Transparansi bukan pilihan—melainkan kewajiban.
—
Perlu Pengawasan Publik yang Lebih Berani
Pengelolaan BOS tidak bisa terus dibiarkan menjadi ruang abu-abu. Pemerintah, dinas pendidikan, dan kepala sekolah harus membuka mata bahwa publik berhak tahu setiap rupiah yang digunakan.
Jika sekolah menolak terbuka, publik patut mencurigai ada sesuatu yang disembunyikan.
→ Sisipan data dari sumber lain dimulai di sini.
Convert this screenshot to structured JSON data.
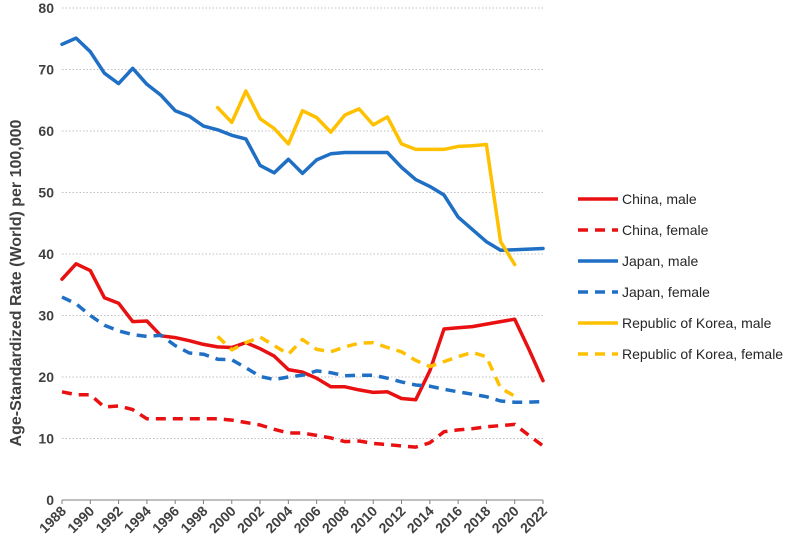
{
  "chart_data": {
    "type": "line",
    "title": "",
    "xlabel": "",
    "ylabel": "Age-Standardized Rate (World) per 100,000",
    "ylim": [
      0,
      80
    ],
    "yticks": [
      0,
      10,
      20,
      30,
      40,
      50,
      60,
      70,
      80
    ],
    "xticks": [
      1988,
      1990,
      1992,
      1994,
      1996,
      1998,
      2000,
      2002,
      2004,
      2006,
      2008,
      2010,
      2012,
      2014,
      2016,
      2018,
      2020,
      2022
    ],
    "x_start": 1988,
    "x_end": 2022,
    "grid": true,
    "legend_position": "right",
    "series": [
      {
        "name": "China, male",
        "color": "#e81010",
        "dash": "solid",
        "x_start": 1988,
        "values": [
          35.9,
          38.4,
          37.3,
          32.9,
          32.0,
          29.0,
          29.1,
          26.7,
          26.4,
          25.9,
          25.3,
          24.9,
          24.8,
          25.6,
          24.6,
          23.4,
          21.2,
          20.8,
          19.8,
          18.4,
          18.4,
          17.9,
          17.5,
          17.6,
          16.5,
          16.3,
          21.0,
          27.8,
          28.0,
          28.2,
          28.6,
          29.0,
          29.4,
          24.5,
          19.4
        ]
      },
      {
        "name": "China, female",
        "color": "#e81010",
        "dash": "dashed",
        "x_start": 1988,
        "values": [
          17.6,
          17.1,
          17.1,
          15.1,
          15.3,
          14.7,
          13.2,
          13.2,
          13.2,
          13.2,
          13.2,
          13.2,
          13.0,
          12.6,
          12.2,
          11.5,
          10.9,
          10.9,
          10.5,
          10.1,
          9.5,
          9.6,
          9.2,
          9.0,
          8.8,
          8.6,
          9.3,
          11.1,
          11.4,
          11.6,
          11.9,
          12.1,
          12.3,
          10.5,
          8.8
        ]
      },
      {
        "name": "Japan, male",
        "color": "#1f6fc5",
        "dash": "solid",
        "x_start": 1988,
        "values": [
          74.1,
          75.1,
          72.9,
          69.4,
          67.7,
          70.2,
          67.6,
          65.8,
          63.3,
          62.4,
          60.8,
          60.2,
          59.3,
          58.7,
          54.4,
          53.2,
          55.4,
          53.1,
          55.3,
          56.3,
          56.5,
          56.5,
          56.5,
          56.5,
          54.1,
          52.1,
          51.0,
          49.6,
          46.0,
          44.0,
          42.0,
          40.6,
          40.7,
          40.8,
          40.9
        ]
      },
      {
        "name": "Japan, female",
        "color": "#1f6fc5",
        "dash": "dashed",
        "x_start": 1988,
        "values": [
          33.0,
          31.9,
          30.0,
          28.4,
          27.5,
          26.9,
          26.6,
          26.8,
          25.1,
          23.9,
          23.7,
          22.9,
          22.8,
          21.5,
          20.1,
          19.6,
          20.0,
          20.3,
          21.0,
          20.7,
          20.2,
          20.3,
          20.3,
          19.8,
          19.2,
          18.7,
          18.5,
          18.0,
          17.6,
          17.2,
          16.8,
          16.1,
          15.9,
          15.9,
          16.0
        ]
      },
      {
        "name": "Republic of Korea, male",
        "color": "#ffc000",
        "dash": "solid",
        "x_start": 1999,
        "values": [
          63.8,
          61.4,
          66.5,
          62.0,
          60.4,
          57.9,
          63.3,
          62.2,
          59.8,
          62.6,
          63.6,
          61.0,
          62.3,
          57.9,
          57.0,
          57.0,
          57.0,
          57.5,
          57.6,
          57.8,
          42.0,
          38.3
        ]
      },
      {
        "name": "Republic of Korea, female",
        "color": "#ffc000",
        "dash": "dashed",
        "x_start": 1999,
        "values": [
          26.6,
          24.4,
          25.6,
          26.5,
          25.1,
          23.7,
          26.1,
          24.5,
          24.1,
          24.9,
          25.5,
          25.6,
          24.8,
          24.1,
          22.7,
          21.7,
          22.5,
          23.3,
          24.0,
          23.3,
          18.2,
          16.9
        ]
      }
    ]
  }
}
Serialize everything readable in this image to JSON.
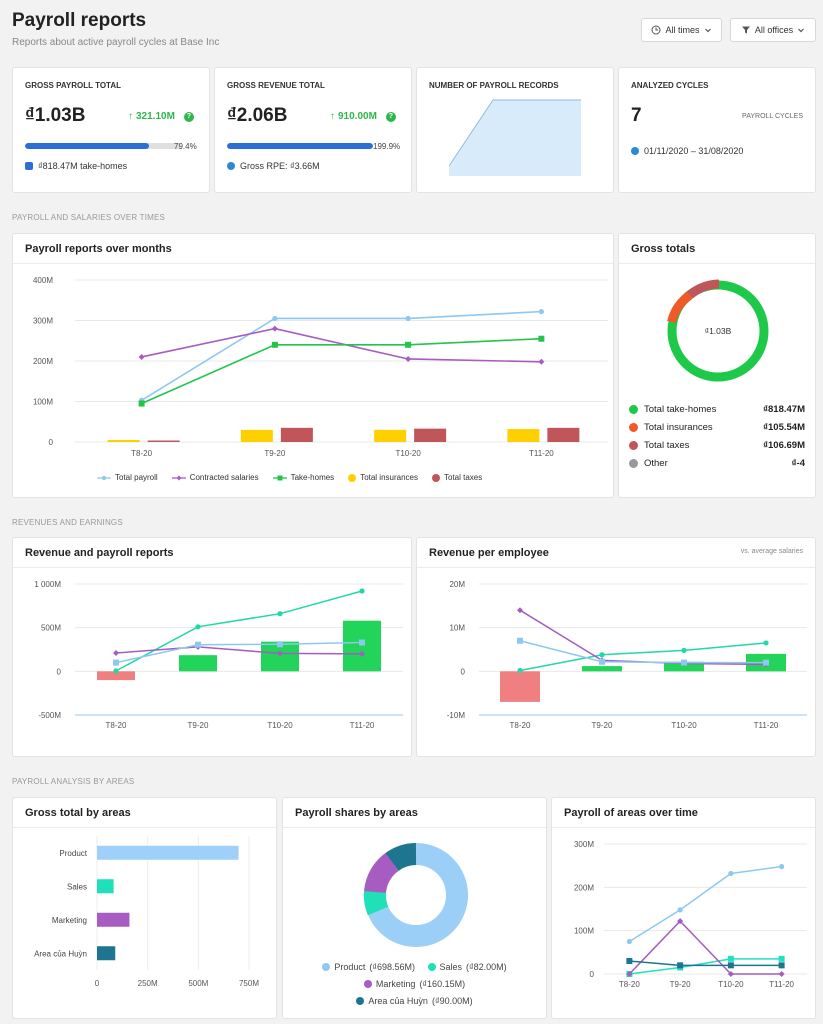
{
  "header": {
    "title": "Payroll reports",
    "subtitle": "Reports about active payroll cycles at Base Inc",
    "filters": [
      {
        "label": "All times",
        "icon": "clock-icon"
      },
      {
        "label": "All offices",
        "icon": "filter-icon"
      }
    ]
  },
  "kpis": {
    "gross_payroll": {
      "label": "GROSS PAYROLL TOTAL",
      "value": "₫1.03B",
      "delta": "321.10M",
      "progress": 0.794,
      "progress_label": "79.4%",
      "note_value": "₫818.47M",
      "note_text": " take-homes"
    },
    "gross_revenue": {
      "label": "GROSS REVENUE TOTAL",
      "value": "₫2.06B",
      "delta": "910.00M",
      "progress": 1.0,
      "progress_label": "199.9%",
      "note_text": "Gross RPE: ",
      "note_value": "₫3.66M"
    },
    "records": {
      "label": "NUMBER OF PAYROLL RECORDS"
    },
    "cycles": {
      "label": "ANALYZED CYCLES",
      "value": "7",
      "unit": "PAYROLL CYCLES",
      "range": "01/11/2020 – 31/08/2020"
    }
  },
  "sections": {
    "s1": "PAYROLL AND SALARIES OVER TIMES",
    "s2": "REVENUES AND EARNINGS",
    "s3": "PAYROLL ANALYSIS BY AREAS"
  },
  "cards": {
    "payroll_months": "Payroll reports over months",
    "gross_totals": "Gross totals",
    "revenue_payroll": "Revenue and payroll reports",
    "revenue_employee": "Revenue per employee",
    "revenue_employee_note": "vs. average salaries",
    "gross_areas": "Gross total by areas",
    "payroll_shares": "Payroll shares by areas",
    "payroll_areas_time": "Payroll of areas over time"
  },
  "gross_totals": {
    "center": "₫1.03B",
    "rows": [
      {
        "label": "Total take-homes",
        "value": "₫818.47M",
        "color": "#1ec94a"
      },
      {
        "label": "Total insurances",
        "value": "₫105.54M",
        "color": "#f05a28"
      },
      {
        "label": "Total taxes",
        "value": "₫106.69M",
        "color": "#c0555a"
      },
      {
        "label": "Other",
        "value": "₫-4",
        "color": "#999999"
      }
    ]
  },
  "shares_legend": [
    {
      "label": "Product",
      "value": "(₫698.56M)",
      "color": "#8ec8f8"
    },
    {
      "label": "Sales",
      "value": "(₫82.00M)",
      "color": "#20e0b8"
    },
    {
      "label": "Marketing",
      "value": "(₫160.15M)",
      "color": "#a65cc0"
    },
    {
      "label": "Area của Huỳn",
      "value": "(₫90.00M)",
      "color": "#1d7590"
    }
  ],
  "chart_data": [
    {
      "type": "line",
      "title": "Payroll reports over months",
      "categories": [
        "T8-20",
        "T9-20",
        "T10-20",
        "T11-20"
      ],
      "ylim": [
        0,
        400
      ],
      "yticks": [
        "0",
        "100M",
        "200M",
        "300M",
        "400M"
      ],
      "legend_position": "bottom",
      "series": [
        {
          "name": "Total payroll",
          "kind": "line",
          "values": [
            103,
            305,
            305,
            322
          ],
          "color": "#8ec8f0"
        },
        {
          "name": "Contracted salaries",
          "kind": "line",
          "values": [
            210,
            280,
            205,
            198
          ],
          "color": "#a65cc0"
        },
        {
          "name": "Take-homes",
          "kind": "line",
          "values": [
            95,
            240,
            240,
            255
          ],
          "color": "#22c44a"
        },
        {
          "name": "Total insurances",
          "kind": "bar",
          "values": [
            5,
            30,
            30,
            32
          ],
          "color": "#ffd000"
        },
        {
          "name": "Total taxes",
          "kind": "bar",
          "values": [
            1,
            35,
            33,
            35
          ],
          "color": "#c0555a"
        }
      ]
    },
    {
      "type": "pie",
      "title": "Gross totals",
      "categories": [
        "Total take-homes",
        "Total insurances",
        "Total taxes",
        "Other"
      ],
      "values": [
        818.47,
        105.54,
        106.69,
        0
      ]
    },
    {
      "type": "bar",
      "title": "Revenue and payroll reports",
      "categories": [
        "T8-20",
        "T9-20",
        "T10-20",
        "T11-20"
      ],
      "ylim": [
        -500,
        1000
      ],
      "yticks": [
        "-500M",
        "0",
        "500M",
        "1 000M"
      ],
      "series": [
        {
          "kind": "bar",
          "values": [
            -100,
            185,
            340,
            580
          ]
        },
        {
          "kind": "line",
          "values": [
            5,
            510,
            660,
            920
          ],
          "color": "#20d8a8"
        },
        {
          "kind": "line",
          "values": [
            210,
            280,
            205,
            200
          ],
          "color": "#a65cc0"
        },
        {
          "kind": "line",
          "values": [
            100,
            305,
            310,
            330
          ],
          "color": "#8ec8f0"
        }
      ]
    },
    {
      "type": "bar",
      "title": "Revenue per employee",
      "categories": [
        "T8-20",
        "T9-20",
        "T10-20",
        "T11-20"
      ],
      "ylim": [
        -10,
        20
      ],
      "yticks": [
        "-10M",
        "0",
        "10M",
        "20M"
      ],
      "series": [
        {
          "kind": "bar",
          "values": [
            -7,
            1.2,
            2.2,
            4
          ]
        },
        {
          "kind": "line",
          "values": [
            0.2,
            3.8,
            4.8,
            6.5
          ],
          "color": "#20d8a8"
        },
        {
          "kind": "line",
          "values": [
            14,
            2.5,
            1.8,
            1.6
          ],
          "color": "#a65cc0"
        },
        {
          "kind": "line",
          "values": [
            7,
            2.2,
            2.0,
            2.0
          ],
          "color": "#8ec8f0"
        }
      ]
    },
    {
      "type": "bar",
      "title": "Gross total by areas",
      "categories": [
        "Product",
        "Sales",
        "Marketing",
        "Area của Huỳn"
      ],
      "values": [
        698.56,
        82,
        160.15,
        90
      ],
      "colors": [
        "#9fd0fa",
        "#20e0b8",
        "#a65cc0",
        "#1d7590"
      ],
      "xlim": [
        0,
        750
      ],
      "xticks": [
        "0",
        "250M",
        "500M",
        "750M"
      ]
    },
    {
      "type": "pie",
      "title": "Payroll shares by areas",
      "categories": [
        "Product",
        "Sales",
        "Marketing",
        "Area của Huỳn"
      ],
      "values": [
        698.56,
        82,
        160.15,
        90
      ]
    },
    {
      "type": "line",
      "title": "Payroll of areas over time",
      "categories": [
        "T8-20",
        "T9-20",
        "T10-20",
        "T11-20"
      ],
      "ylim": [
        0,
        300
      ],
      "yticks": [
        "0",
        "100M",
        "200M",
        "300M"
      ],
      "series": [
        {
          "values": [
            75,
            148,
            232,
            248
          ],
          "color": "#8ec8f0"
        },
        {
          "values": [
            0,
            15,
            35,
            35
          ],
          "color": "#20e0c0"
        },
        {
          "values": [
            0,
            122,
            0,
            0
          ],
          "color": "#a65cc0"
        },
        {
          "values": [
            30,
            20,
            20,
            20
          ],
          "color": "#1d7590"
        }
      ]
    }
  ]
}
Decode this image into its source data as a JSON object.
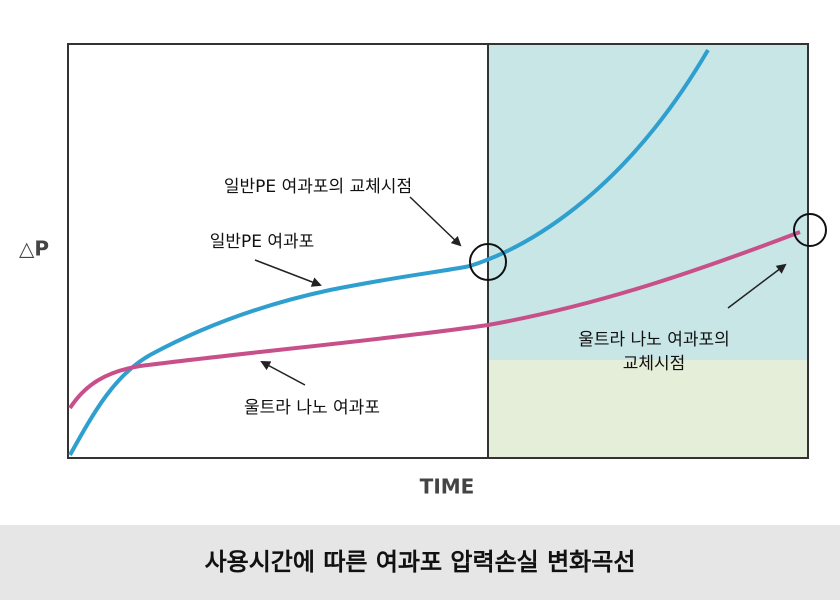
{
  "axis_labels": {
    "y": "△P",
    "x": "TIME"
  },
  "annotations": {
    "pe_replacement": "일반PE 여과포의 교체시점",
    "pe_filter": "일반PE 여과포",
    "nano_filter": "울트라 나노 여과포",
    "nano_replacement_line1": "울트라 나노 여과포의",
    "nano_replacement_line2": "교체시점"
  },
  "caption": "사용시간에 따른 여과포 압력손실 변화곡선"
}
Mulai dari laporan pembelian ATK, honor guru, perbaikan sarana, hingga pembelian buku—semua harus ditampilkan secara jelas dan mudah diakses. Ini bukan sekadar regulasi, tetapi bentuk pertanggungjawaban moral kepada orang tua siswa yang menitipkan masa depan anak-anak mereka.
—
Kesimpulan: BOS Harus Bersih dan Terbuka
Dana BOS adalah uang negara, uang rakyat. Bukan milik pribadi sekolah. Fungsi BOS harus kembali pada rel yang benar: mendukung mutu pendidikan, bukan memberi ruang praktik tak sehat.
Jika transparansi tidak kunjung dibenahi, bukan tidak mungkin publik akan semakin keras mendesak agar pengawasan dikuatkan dan audit dilakukan secara menyeluruh.
Pendidikan yang baik hanya dapat tumbuh dari sistem yang bersih—dan transparansi Dana BOS adalah langkah paling dasar untuk mewujudkannya.